Da ciò che si legge dall’annuncio pubblicato su Childcare.co.uk sembra tutto più che perfetto: la paga è buonissima e la location è “adorabile, spaziosa, storica e con una vista spettacolare”. Un particolare ancora più interessante visto che, come specifica la famiglia, si richiede all’aspirante tata di vivere proprio in questa fantastica residenza. E allora qual è il problema? Ecco il particolare che ha fatto desistere tante bambinaie, per ben cinque volte in poco tempo: la presenza degli spiriti.

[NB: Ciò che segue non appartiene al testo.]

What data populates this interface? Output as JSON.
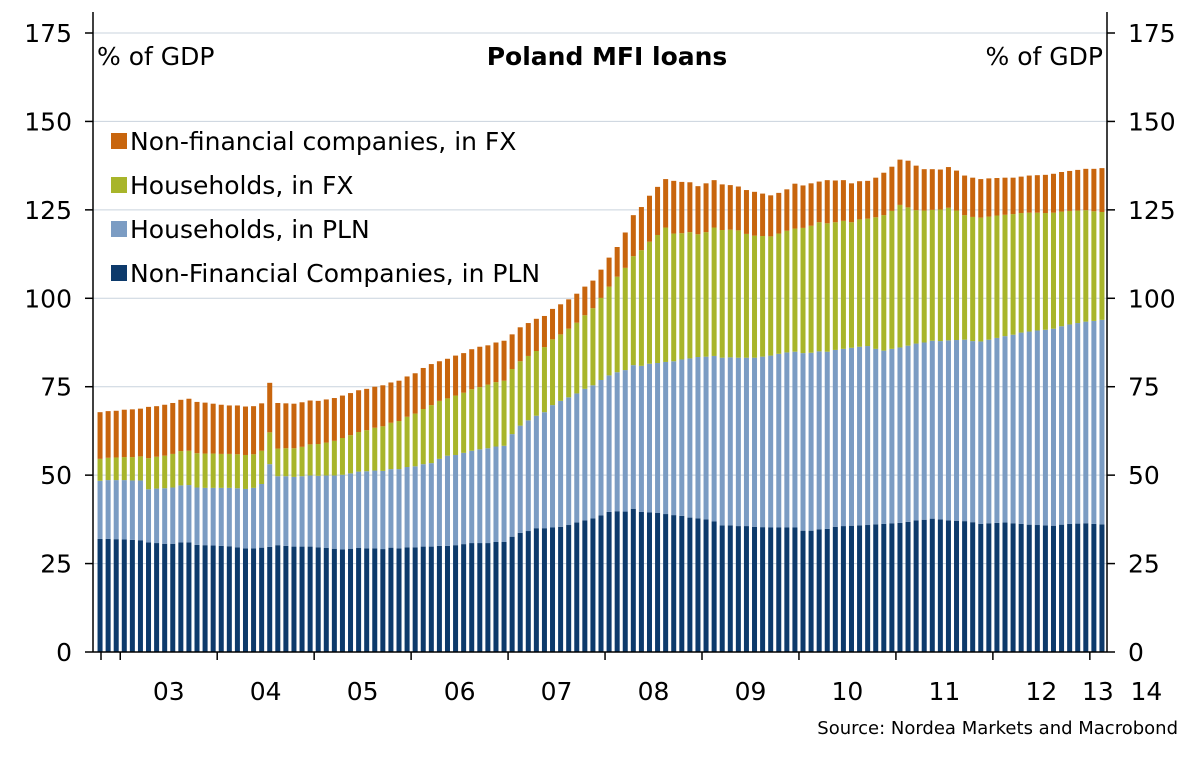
{
  "chart_data": {
    "type": "bar",
    "stacked": true,
    "title": "Poland MFI loans",
    "ylabel_left": "% of GDP",
    "ylabel_right": "% of GDP",
    "ylim": [
      0,
      175
    ],
    "yticks": [
      0,
      25,
      50,
      75,
      100,
      125,
      150,
      175
    ],
    "grid": true,
    "legend_position": "top-left",
    "source": "Source: Nordea Markets and Macrobond",
    "x_start": "2002-10",
    "x_labels": [
      "03",
      "04",
      "05",
      "06",
      "07",
      "08",
      "09",
      "10",
      "11",
      "12",
      "13",
      "14"
    ],
    "series": [
      {
        "name": "Non-Financial Companies, in PLN",
        "color": "#0d3a6b",
        "values": [
          32.0,
          32.0,
          31.9,
          31.8,
          31.7,
          31.6,
          31.0,
          30.8,
          30.6,
          30.6,
          31.0,
          31.0,
          30.3,
          30.2,
          30.1,
          30.0,
          29.9,
          29.6,
          29.3,
          29.3,
          29.5,
          29.7,
          30.2,
          30.0,
          29.8,
          29.8,
          29.8,
          29.6,
          29.4,
          29.2,
          29.0,
          29.2,
          29.4,
          29.3,
          29.3,
          29.1,
          29.5,
          29.3,
          29.6,
          29.6,
          29.8,
          29.8,
          30.0,
          30.0,
          30.2,
          30.5,
          30.8,
          30.8,
          30.8,
          31.1,
          31.1,
          32.6,
          33.7,
          34.2,
          35.0,
          35.0,
          35.2,
          35.4,
          35.9,
          36.6,
          37.2,
          37.8,
          38.6,
          39.6,
          39.8,
          39.7,
          40.5,
          39.6,
          39.5,
          39.3,
          39.0,
          38.7,
          38.5,
          38.0,
          37.8,
          37.5,
          36.9,
          35.8,
          35.8,
          35.6,
          35.6,
          35.4,
          35.3,
          35.2,
          35.2,
          35.2,
          35.2,
          34.3,
          34.3,
          34.7,
          34.8,
          35.4,
          35.6,
          35.7,
          35.8,
          35.9,
          36.1,
          36.2,
          36.4,
          36.5,
          36.8,
          37.2,
          37.4,
          37.7,
          37.5,
          37.2,
          37.1,
          37.0,
          36.7,
          36.2,
          36.4,
          36.5,
          36.6,
          36.4,
          36.2,
          36.0,
          35.9,
          35.8,
          35.7,
          36.0,
          36.2,
          36.3,
          36.4,
          36.2,
          36.1
        ]
      },
      {
        "name": "Households, in PLN",
        "color": "#7b9cc3",
        "values": [
          16.4,
          16.6,
          16.7,
          16.8,
          16.8,
          16.9,
          15.0,
          15.4,
          15.7,
          15.9,
          16.1,
          16.2,
          16.2,
          16.2,
          16.3,
          16.4,
          16.5,
          16.7,
          16.8,
          17.1,
          18.0,
          23.4,
          19.5,
          19.7,
          19.7,
          19.9,
          20.1,
          20.2,
          20.5,
          20.7,
          21.1,
          21.3,
          21.6,
          21.8,
          22.0,
          22.1,
          22.2,
          22.4,
          22.7,
          22.9,
          23.3,
          23.6,
          24.6,
          25.5,
          25.5,
          25.8,
          26.1,
          26.5,
          26.8,
          27.0,
          27.2,
          29.0,
          30.3,
          31.3,
          31.8,
          32.8,
          34.6,
          35.6,
          36.1,
          36.5,
          37.2,
          37.6,
          38.3,
          38.6,
          39.3,
          40.0,
          40.6,
          41.3,
          42.0,
          42.4,
          43.0,
          43.5,
          44.2,
          45.0,
          45.6,
          46.0,
          46.8,
          47.4,
          47.5,
          47.6,
          47.6,
          47.8,
          48.2,
          48.6,
          49.1,
          49.5,
          49.7,
          50.2,
          50.3,
          50.3,
          50.1,
          50.0,
          50.1,
          50.3,
          50.5,
          50.6,
          49.6,
          49.0,
          49.3,
          49.6,
          49.8,
          50.0,
          50.1,
          50.3,
          50.4,
          50.9,
          51.1,
          51.3,
          51.2,
          51.6,
          51.9,
          52.3,
          52.7,
          53.3,
          54.1,
          54.6,
          55.0,
          55.3,
          55.7,
          56.1,
          56.4,
          56.7,
          57.0,
          57.4,
          57.8
        ]
      },
      {
        "name": "Households, in FX",
        "color": "#a8b52a",
        "values": [
          6.2,
          6.3,
          6.4,
          6.5,
          6.6,
          6.8,
          8.8,
          9.0,
          9.2,
          9.5,
          9.7,
          9.7,
          9.7,
          9.7,
          9.7,
          9.6,
          9.6,
          9.6,
          9.6,
          9.5,
          9.4,
          9.0,
          7.8,
          7.9,
          8.1,
          8.3,
          8.8,
          9.0,
          9.3,
          9.8,
          10.4,
          10.8,
          11.2,
          11.6,
          12.1,
          12.6,
          13.1,
          13.6,
          14.2,
          14.9,
          15.6,
          16.4,
          16.4,
          16.2,
          16.8,
          17.0,
          17.4,
          17.6,
          18.0,
          18.2,
          18.4,
          18.4,
          18.2,
          18.2,
          18.3,
          18.4,
          18.6,
          18.8,
          19.4,
          20.0,
          20.8,
          21.8,
          23.2,
          25.1,
          27.0,
          28.9,
          30.8,
          32.7,
          34.5,
          36.2,
          38.0,
          36.1,
          35.7,
          35.7,
          34.7,
          35.2,
          36.3,
          36.1,
          36.1,
          36.0,
          35.0,
          34.5,
          34.1,
          33.7,
          34.0,
          34.4,
          34.8,
          35.4,
          35.9,
          36.5,
          36.3,
          36.1,
          36.2,
          35.5,
          36.0,
          36.0,
          37.2,
          38.3,
          39.0,
          40.3,
          39.1,
          37.7,
          37.3,
          37.0,
          37.2,
          37.5,
          36.6,
          35.2,
          35.1,
          35.0,
          34.8,
          34.6,
          34.3,
          34.1,
          33.8,
          33.6,
          33.3,
          33.0,
          32.8,
          32.4,
          32.1,
          31.8,
          31.5,
          31.0,
          30.5
        ]
      },
      {
        "name": "Non-financial companies, in FX",
        "color": "#c8650d",
        "values": [
          13.2,
          13.2,
          13.2,
          13.4,
          13.5,
          13.5,
          14.5,
          14.3,
          14.4,
          14.4,
          14.5,
          14.7,
          14.5,
          14.4,
          14.1,
          13.9,
          13.7,
          13.8,
          13.7,
          13.6,
          13.4,
          14.0,
          12.9,
          12.7,
          12.6,
          12.6,
          12.4,
          12.2,
          12.2,
          12.1,
          12.0,
          11.9,
          11.8,
          11.7,
          11.6,
          11.6,
          11.4,
          11.4,
          11.4,
          11.4,
          11.6,
          11.6,
          11.2,
          11.2,
          11.3,
          11.2,
          11.3,
          11.4,
          11.1,
          11.2,
          11.3,
          9.8,
          9.6,
          9.3,
          9.1,
          8.8,
          8.6,
          8.5,
          8.3,
          8.2,
          8.1,
          7.8,
          8.0,
          8.2,
          8.4,
          10.0,
          11.6,
          12.2,
          13.0,
          13.6,
          13.7,
          14.9,
          14.5,
          14.1,
          13.6,
          13.8,
          13.4,
          12.9,
          12.6,
          12.4,
          12.4,
          12.4,
          12.0,
          11.6,
          11.5,
          11.7,
          12.7,
          12.0,
          12.0,
          11.5,
          12.2,
          11.8,
          11.5,
          11.0,
          10.8,
          10.7,
          11.2,
          12.0,
          12.5,
          12.8,
          13.2,
          12.6,
          11.7,
          11.5,
          11.3,
          11.5,
          11.3,
          11.2,
          11.1,
          10.9,
          10.8,
          10.6,
          10.5,
          10.3,
          10.3,
          10.5,
          10.6,
          10.8,
          11.0,
          11.2,
          11.3,
          11.5,
          11.7,
          12.0,
          12.4
        ]
      }
    ],
    "legend_order": [
      "Non-financial companies, in FX",
      "Households, in FX",
      "Households, in PLN",
      "Non-Financial Companies, in PLN"
    ]
  }
}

“Viviamo in questa casa da ormai dieci anni” spiega la madre di famiglia “e ci avevano avvertito della presenza di fantasmi quando l’abbiamo comprata, ma nonostante tutto l’abbiamo presa”. Ciò che è davvero strano è che quando i genitori si trovano in casa le misteriose presenze non si manifestano ma, non appena i bambini vengono lasciati soli con la tata, succedono eventi spaventosi. “Cinque tate hanno lasciato il loro posto nell’ultimo anno e ognuna di loro è stata testimone di incidenti soprannaturali come rumori strani, bicchieri che si rompono e mobili che si spostano autonomamente”. Inutile dire che, oltre alla paura per la presenza surreale di spettri nella casa,  i bambini hanno dovuto affrontare un grosso disagio, dato dal cambiamento repentino di una figura di riferimento come la propria tata.

La famiglia scozzese, però, non si perde d’animo e lancia un nuovo annuncio per la bambinaia numero 6, che dovrà essere davvero impavida e coraggiosa: “Siamo disposti a pagare un po’ di più per questo lavoro” concludono i due genitori “basta trovarsi davanti alla persona giusta per l’incarico”.